Das Einholen unserer Visa für China und Tadschikistan, das A und O um unsere Reise überhaupt in der Form antreten zu können, haben wir wiederum outgesourced. Alles hat perfekt geklappt. Wie gewünscht, können wir 90 Tage am Stück in China reisen, ohne das Land zwischendurch verlassen zu müssen. Einfach toll!

 

Die notwendigen Impfungen haben wir bereits im März über uns ergehen lassen, ausstehend war vor allem noch die letzte Tollwutimpfung. Die Medikamententasche ist ebenfalls wieder vollständig gefüllt, vor allem im Hinblick auf Magen-/Darmerkrankungen, welche die meisten Radreisenden auf dem Pamir Highway durchmachen. Auch für eine allfällige Höhenerkrankung sind wir vorbereitet.

 

Heute bringen wir die Fahrradkisten bereits in die Gepäckaufbewahrung im Flughafen. Unser Auto ist zu klein, um Fahrräder und alle Gepäcktaschen gleichzeitig zu transportieren. Dieser kleine Sonntagsausflug ist gar nicht schlecht. Einerseits können wir bereits etwas Reiseluft schnuppern, andererseits können wir somit die Wartezeit bis Dienstag ein klein wenig verkürzen.

 

Etwas aufgeregt sind wir schon.

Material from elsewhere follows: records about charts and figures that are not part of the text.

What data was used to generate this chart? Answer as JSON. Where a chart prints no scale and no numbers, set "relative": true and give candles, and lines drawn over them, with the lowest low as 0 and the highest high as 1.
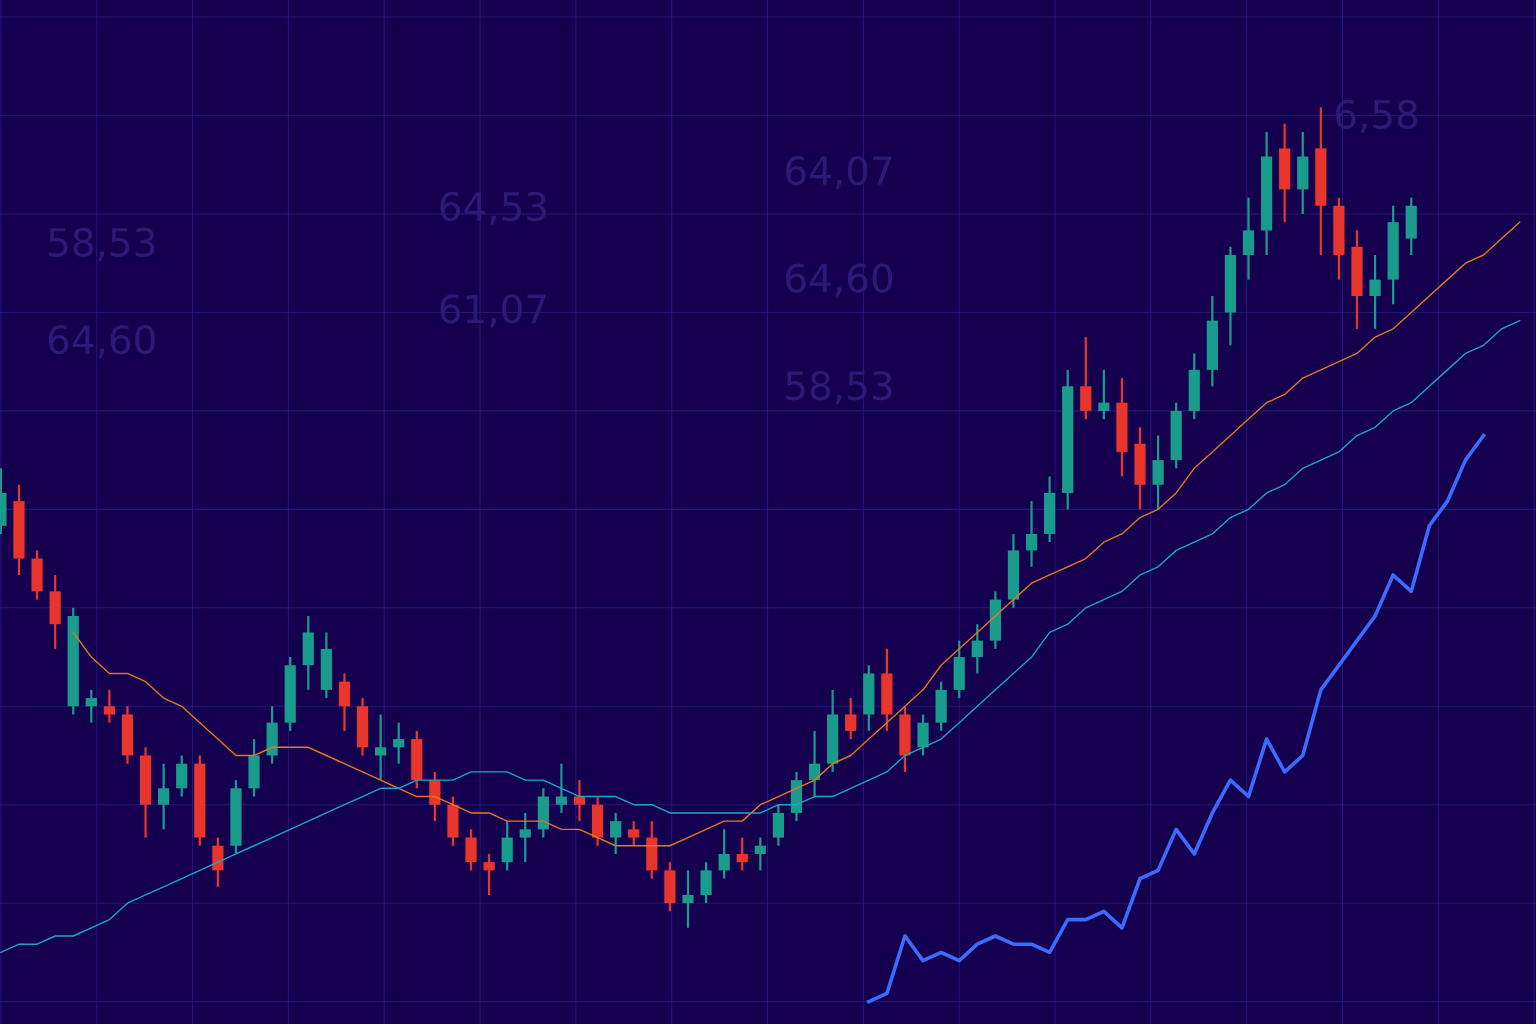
{
  "chart_data": {
    "type": "candlestick",
    "relative": true,
    "grid": true,
    "tick_labels": false,
    "annotations": [
      "6,58",
      "64,07",
      "64,53",
      "58,53",
      "64,60",
      "61,07",
      "64,60",
      "58,53"
    ],
    "categories": [
      null,
      null,
      null,
      null,
      null,
      null,
      null,
      null,
      null,
      null,
      null,
      null,
      null,
      null,
      null,
      null,
      null,
      null,
      null,
      null,
      null,
      null,
      null,
      null,
      null,
      null,
      null,
      null,
      null,
      null,
      null,
      null,
      null,
      null,
      null,
      null,
      null,
      null,
      null,
      null,
      null,
      null,
      null,
      null,
      null,
      null,
      null,
      null,
      null,
      null,
      null,
      null,
      null,
      null,
      null,
      null,
      null,
      null,
      null,
      null,
      null,
      null,
      null,
      null,
      null,
      null,
      null,
      null,
      null,
      null,
      null,
      null,
      null,
      null,
      null,
      null,
      null,
      null,
      null,
      null,
      null,
      null,
      null,
      null,
      null
    ],
    "ohlc": [
      [
        0.49,
        0.56,
        0.48,
        0.53
      ],
      [
        0.52,
        0.54,
        0.43,
        0.45
      ],
      [
        0.45,
        0.46,
        0.4,
        0.41
      ],
      [
        0.41,
        0.43,
        0.34,
        0.37
      ],
      [
        0.27,
        0.39,
        0.26,
        0.38
      ],
      [
        0.27,
        0.29,
        0.25,
        0.28
      ],
      [
        0.27,
        0.29,
        0.25,
        0.26
      ],
      [
        0.26,
        0.27,
        0.2,
        0.21
      ],
      [
        0.21,
        0.22,
        0.11,
        0.15
      ],
      [
        0.15,
        0.2,
        0.12,
        0.17
      ],
      [
        0.17,
        0.21,
        0.16,
        0.2
      ],
      [
        0.2,
        0.21,
        0.1,
        0.11
      ],
      [
        0.1,
        0.11,
        0.05,
        0.07
      ],
      [
        0.1,
        0.18,
        0.09,
        0.17
      ],
      [
        0.17,
        0.23,
        0.16,
        0.21
      ],
      [
        0.21,
        0.27,
        0.2,
        0.25
      ],
      [
        0.25,
        0.33,
        0.24,
        0.32
      ],
      [
        0.32,
        0.38,
        0.29,
        0.36
      ],
      [
        0.29,
        0.36,
        0.28,
        0.34
      ],
      [
        0.3,
        0.31,
        0.24,
        0.27
      ],
      [
        0.27,
        0.28,
        0.21,
        0.22
      ],
      [
        0.21,
        0.26,
        0.18,
        0.22
      ],
      [
        0.22,
        0.25,
        0.2,
        0.23
      ],
      [
        0.23,
        0.24,
        0.17,
        0.18
      ],
      [
        0.18,
        0.19,
        0.13,
        0.15
      ],
      [
        0.15,
        0.16,
        0.1,
        0.11
      ],
      [
        0.11,
        0.12,
        0.07,
        0.08
      ],
      [
        0.08,
        0.09,
        0.04,
        0.07
      ],
      [
        0.08,
        0.13,
        0.07,
        0.11
      ],
      [
        0.11,
        0.14,
        0.08,
        0.12
      ],
      [
        0.12,
        0.17,
        0.11,
        0.16
      ],
      [
        0.15,
        0.2,
        0.14,
        0.16
      ],
      [
        0.16,
        0.18,
        0.13,
        0.15
      ],
      [
        0.15,
        0.16,
        0.1,
        0.11
      ],
      [
        0.11,
        0.14,
        0.09,
        0.13
      ],
      [
        0.12,
        0.13,
        0.1,
        0.11
      ],
      [
        0.11,
        0.13,
        0.06,
        0.07
      ],
      [
        0.07,
        0.08,
        0.02,
        0.03
      ],
      [
        0.03,
        0.07,
        0.0,
        0.04
      ],
      [
        0.04,
        0.08,
        0.03,
        0.07
      ],
      [
        0.07,
        0.12,
        0.06,
        0.09
      ],
      [
        0.09,
        0.11,
        0.07,
        0.08
      ],
      [
        0.09,
        0.11,
        0.07,
        0.1
      ],
      [
        0.11,
        0.15,
        0.1,
        0.14
      ],
      [
        0.14,
        0.19,
        0.13,
        0.18
      ],
      [
        0.18,
        0.24,
        0.16,
        0.2
      ],
      [
        0.2,
        0.29,
        0.19,
        0.26
      ],
      [
        0.26,
        0.28,
        0.23,
        0.24
      ],
      [
        0.26,
        0.32,
        0.24,
        0.31
      ],
      [
        0.31,
        0.34,
        0.24,
        0.26
      ],
      [
        0.26,
        0.27,
        0.19,
        0.21
      ],
      [
        0.22,
        0.26,
        0.21,
        0.25
      ],
      [
        0.25,
        0.3,
        0.24,
        0.29
      ],
      [
        0.29,
        0.35,
        0.28,
        0.33
      ],
      [
        0.33,
        0.37,
        0.31,
        0.35
      ],
      [
        0.35,
        0.41,
        0.34,
        0.4
      ],
      [
        0.4,
        0.48,
        0.39,
        0.46
      ],
      [
        0.46,
        0.52,
        0.44,
        0.48
      ],
      [
        0.48,
        0.55,
        0.47,
        0.53
      ],
      [
        0.53,
        0.68,
        0.51,
        0.66
      ],
      [
        0.66,
        0.72,
        0.62,
        0.63
      ],
      [
        0.63,
        0.68,
        0.62,
        0.64
      ],
      [
        0.64,
        0.67,
        0.55,
        0.58
      ],
      [
        0.59,
        0.61,
        0.51,
        0.54
      ],
      [
        0.54,
        0.6,
        0.51,
        0.57
      ],
      [
        0.57,
        0.64,
        0.56,
        0.63
      ],
      [
        0.63,
        0.7,
        0.62,
        0.68
      ],
      [
        0.68,
        0.77,
        0.66,
        0.74
      ],
      [
        0.75,
        0.83,
        0.71,
        0.82
      ],
      [
        0.82,
        0.89,
        0.79,
        0.85
      ],
      [
        0.85,
        0.97,
        0.82,
        0.94
      ],
      [
        0.95,
        0.98,
        0.86,
        0.9
      ],
      [
        0.9,
        0.97,
        0.87,
        0.94
      ],
      [
        0.95,
        1.0,
        0.82,
        0.88
      ],
      [
        0.88,
        0.89,
        0.79,
        0.82
      ],
      [
        0.83,
        0.85,
        0.73,
        0.77
      ],
      [
        0.77,
        0.82,
        0.73,
        0.79
      ],
      [
        0.79,
        0.88,
        0.76,
        0.86
      ],
      [
        0.84,
        0.89,
        0.82,
        0.88
      ],
      null,
      null,
      null,
      null,
      null,
      null
    ],
    "colors": [
      "#1a9c8c",
      "#e8362c",
      "#e8362c",
      "#e8362c",
      "#1a9c8c",
      "#1a9c8c",
      "#e8362c",
      "#e8362c",
      "#e8362c",
      "#1a9c8c",
      "#1a9c8c",
      "#e8362c",
      "#e8362c",
      "#1a9c8c",
      "#1a9c8c",
      "#1a9c8c",
      "#1a9c8c",
      "#1a9c8c",
      "#1a9c8c",
      "#e8362c",
      "#e8362c",
      "#1a9c8c",
      "#1a9c8c",
      "#e8362c",
      "#e8362c",
      "#e8362c",
      "#e8362c",
      "#e8362c",
      "#1a9c8c",
      "#1a9c8c",
      "#1a9c8c",
      "#1a9c8c",
      "#e8362c",
      "#e8362c",
      "#1a9c8c",
      "#e8362c",
      "#e8362c",
      "#e8362c",
      "#1a9c8c",
      "#1a9c8c",
      "#1a9c8c",
      "#e8362c",
      "#1a9c8c",
      "#1a9c8c",
      "#1a9c8c",
      "#1a9c8c",
      "#1a9c8c",
      "#e8362c",
      "#1a9c8c",
      "#e8362c",
      "#e8362c",
      "#1a9c8c",
      "#1a9c8c",
      "#1a9c8c",
      "#1a9c8c",
      "#1a9c8c",
      "#1a9c8c",
      "#1a9c8c",
      "#1a9c8c",
      "#1a9c8c",
      "#e8362c",
      "#1a9c8c",
      "#e8362c",
      "#e8362c",
      "#1a9c8c",
      "#1a9c8c",
      "#1a9c8c",
      "#1a9c8c",
      "#1a9c8c",
      "#1a9c8c",
      "#1a9c8c",
      "#e8362c",
      "#1a9c8c",
      "#e8362c",
      "#e8362c",
      "#e8362c",
      "#1a9c8c",
      "#1a9c8c",
      "#1a9c8c",
      null,
      null,
      null,
      null,
      null,
      null
    ],
    "series": [
      {
        "type": "line",
        "color": "#e8761e",
        "values": [
          null,
          null,
          null,
          null,
          0.36,
          0.33,
          0.31,
          0.31,
          0.3,
          0.28,
          0.27,
          0.25,
          0.23,
          0.21,
          0.21,
          0.22,
          0.22,
          0.22,
          0.21,
          0.2,
          0.19,
          0.18,
          0.17,
          0.16,
          0.16,
          0.15,
          0.14,
          0.14,
          0.13,
          0.13,
          0.13,
          0.12,
          0.12,
          0.11,
          0.1,
          0.1,
          0.1,
          0.1,
          0.11,
          0.12,
          0.13,
          0.13,
          0.15,
          0.16,
          0.17,
          0.18,
          0.2,
          0.21,
          0.23,
          0.25,
          0.27,
          0.29,
          0.32,
          0.34,
          0.36,
          0.38,
          0.4,
          0.42,
          0.43,
          0.44,
          0.45,
          0.47,
          0.48,
          0.5,
          0.51,
          0.53,
          0.56,
          0.58,
          0.6,
          0.62,
          0.64,
          0.65,
          0.67,
          0.68,
          0.69,
          0.7,
          0.72,
          0.73,
          0.75,
          0.77,
          0.79,
          0.81,
          0.82,
          0.84,
          0.86
        ]
      },
      {
        "type": "line",
        "color": "#1fa5c9",
        "values": [
          -0.03,
          -0.02,
          -0.02,
          -0.01,
          -0.01,
          0.0,
          0.01,
          0.03,
          0.04,
          0.05,
          0.06,
          0.07,
          0.08,
          0.09,
          0.1,
          0.11,
          0.12,
          0.13,
          0.14,
          0.15,
          0.16,
          0.17,
          0.17,
          0.18,
          0.18,
          0.18,
          0.19,
          0.19,
          0.19,
          0.18,
          0.18,
          0.17,
          0.16,
          0.16,
          0.16,
          0.15,
          0.15,
          0.14,
          0.14,
          0.14,
          0.14,
          0.14,
          0.14,
          0.15,
          0.15,
          0.16,
          0.16,
          0.17,
          0.18,
          0.19,
          0.21,
          0.22,
          0.23,
          0.25,
          0.27,
          0.29,
          0.31,
          0.33,
          0.36,
          0.37,
          0.39,
          0.4,
          0.41,
          0.43,
          0.44,
          0.46,
          0.47,
          0.48,
          0.5,
          0.51,
          0.53,
          0.54,
          0.56,
          0.57,
          0.58,
          0.6,
          0.61,
          0.63,
          0.64,
          0.66,
          0.68,
          0.7,
          0.71,
          0.73,
          0.74
        ]
      },
      {
        "type": "line",
        "color": "#3b6cff",
        "values": [
          null,
          null,
          null,
          null,
          null,
          null,
          null,
          null,
          null,
          null,
          null,
          null,
          null,
          null,
          null,
          null,
          null,
          null,
          null,
          null,
          null,
          null,
          null,
          null,
          null,
          null,
          null,
          null,
          null,
          null,
          null,
          null,
          null,
          null,
          null,
          null,
          null,
          null,
          null,
          null,
          null,
          null,
          null,
          null,
          null,
          null,
          null,
          null,
          -0.09,
          -0.08,
          -0.01,
          -0.04,
          -0.03,
          -0.04,
          -0.02,
          -0.01,
          -0.02,
          -0.02,
          -0.03,
          0.01,
          0.01,
          0.02,
          0.0,
          0.06,
          0.07,
          0.12,
          0.09,
          0.14,
          0.18,
          0.16,
          0.23,
          0.19,
          0.21,
          0.29,
          0.32,
          0.35,
          0.38,
          0.43,
          0.41,
          0.49,
          0.52,
          0.57,
          0.6,
          null,
          null
        ]
      }
    ]
  }
}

Im Gegensatz zur letzten Reise, wo wir uns allmählich an die neuen Länder und Kulturen herantasten konnten, werden wir dieses Mal direkt in ein uns unbekanntes Land katapultiert. Wir kennen die Sprache nicht, Verhaltenstipps kennen wir nur aus Erzählungen und Lektüre. Was mir vor allem auch auf dem Magen liegt, ist das chinesische Essen. So gut dieses bei uns schmecken mag, der Gedanke daran, zum Frühstück, Mittag- und Nachtessen Nudeln und Reis mit Beilagen zu essen, behagt mir noch nicht so!

Aber lassen wir uns einfach überraschen! Es wird sowieso anders als wir es uns vorstellen.

 

Also, los geht’s! Wir freuen uns darauf, mit euch in Kontakt zu bleiben!